Démarrer avec une micro-entreprise

Cette troisième solution est un peu différente des deux premières. En effet, il ne s’agit plus de tester son projet avant de se lancer, mais bien de créer son entreprise directement. Toutefois, le régime de la micro-entreprise est très facile à gérer du point de vue administratif. Cela peut permettre au nouvel entrepreneur de se faire la main sans beaucoup de contraintes, avant de décider de créer une société.

Comment créer sa micro-entreprise ?

L’un des gros intérêts de la micro-entreprise, c’est que sa création est extrêmement simple et rapide. Il suffit simplement de faire une déclaration de création d’activité, en passant par Internet. Puis, l’entrepreneur doit faire immatriculer sa micro-entreprise au RCS : la démarche est gratuite.
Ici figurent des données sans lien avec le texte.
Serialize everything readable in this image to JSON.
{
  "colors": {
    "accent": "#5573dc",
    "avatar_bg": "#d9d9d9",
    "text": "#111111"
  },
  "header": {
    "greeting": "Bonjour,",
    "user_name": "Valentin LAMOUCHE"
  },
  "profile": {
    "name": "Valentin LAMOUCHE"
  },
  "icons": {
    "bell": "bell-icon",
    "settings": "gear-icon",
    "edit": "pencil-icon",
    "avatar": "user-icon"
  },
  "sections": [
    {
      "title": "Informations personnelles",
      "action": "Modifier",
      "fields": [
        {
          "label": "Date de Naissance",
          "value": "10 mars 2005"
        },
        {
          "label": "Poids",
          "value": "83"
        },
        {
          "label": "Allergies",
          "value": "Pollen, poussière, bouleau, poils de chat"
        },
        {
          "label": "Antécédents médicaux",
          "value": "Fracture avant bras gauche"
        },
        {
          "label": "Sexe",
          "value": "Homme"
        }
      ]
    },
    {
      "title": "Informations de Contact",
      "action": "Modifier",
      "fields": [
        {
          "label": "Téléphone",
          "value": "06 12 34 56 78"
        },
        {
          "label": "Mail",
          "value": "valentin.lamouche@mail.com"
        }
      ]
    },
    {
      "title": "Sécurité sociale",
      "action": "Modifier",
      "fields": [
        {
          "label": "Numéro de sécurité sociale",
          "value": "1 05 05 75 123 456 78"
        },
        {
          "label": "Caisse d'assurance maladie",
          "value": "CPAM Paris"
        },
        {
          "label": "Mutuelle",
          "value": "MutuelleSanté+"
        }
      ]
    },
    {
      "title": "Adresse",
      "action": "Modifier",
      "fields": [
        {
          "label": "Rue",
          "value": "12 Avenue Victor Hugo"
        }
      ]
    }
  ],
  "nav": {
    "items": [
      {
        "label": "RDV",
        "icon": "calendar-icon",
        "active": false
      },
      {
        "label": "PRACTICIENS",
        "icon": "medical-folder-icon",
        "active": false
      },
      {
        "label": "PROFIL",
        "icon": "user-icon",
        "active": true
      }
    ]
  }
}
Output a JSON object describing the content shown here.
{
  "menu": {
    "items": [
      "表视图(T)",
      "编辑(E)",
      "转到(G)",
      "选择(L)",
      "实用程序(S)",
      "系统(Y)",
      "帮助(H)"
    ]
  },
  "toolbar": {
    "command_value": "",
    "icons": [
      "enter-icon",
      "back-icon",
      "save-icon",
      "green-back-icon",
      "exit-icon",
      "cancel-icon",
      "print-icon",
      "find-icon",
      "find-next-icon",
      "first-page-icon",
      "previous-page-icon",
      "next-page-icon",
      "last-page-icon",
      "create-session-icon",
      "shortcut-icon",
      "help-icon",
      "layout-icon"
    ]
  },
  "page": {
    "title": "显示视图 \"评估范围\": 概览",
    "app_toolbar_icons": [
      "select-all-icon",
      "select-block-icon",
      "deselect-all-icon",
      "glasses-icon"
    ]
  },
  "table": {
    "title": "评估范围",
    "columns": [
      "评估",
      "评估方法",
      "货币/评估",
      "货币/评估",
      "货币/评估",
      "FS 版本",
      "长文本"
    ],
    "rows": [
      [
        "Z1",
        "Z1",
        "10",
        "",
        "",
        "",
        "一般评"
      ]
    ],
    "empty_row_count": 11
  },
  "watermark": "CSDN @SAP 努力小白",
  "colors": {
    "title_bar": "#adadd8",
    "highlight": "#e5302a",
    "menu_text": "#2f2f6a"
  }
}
Pour fermer une micro-entreprise aussi, facilité et rapidité sont les mots d’ordre. Si, après une période de test, le micro-entrepreneur estime que son entreprise est un échec, il peut la faire fermer très rapidement, et toujours gratuitement. Il suffit de remplir une déclaration de radiation d’entreprise. Il faudra, si c’est nécessaire, déclarer les revenus encaissés depuis la dernière déclaration avant la cessation de l’activité.

Quels sont les frais de fonctionnement d’une micro-entreprise ?

Il n’y a quasiment aucun frais de fonctionnement pour une micro-entreprise. Les frais de fonctionnement d’une micro-entreprise sont quasiment inexistants. Pour commencer, il n’est pas toujours obligatoire d’avoir un compte bancaire dédié à l’entreprise. Avoir un compte bancaire dédié à l’entreprise est obligatoire uniquement dans les deux cas suivants :

  • Lorsque la micro-entreprise encaisse plus de 10.000€ de recettes en un an ;
  • Lorsque ces 10.000€ de recettes par an concernent au moins deux années consécutives.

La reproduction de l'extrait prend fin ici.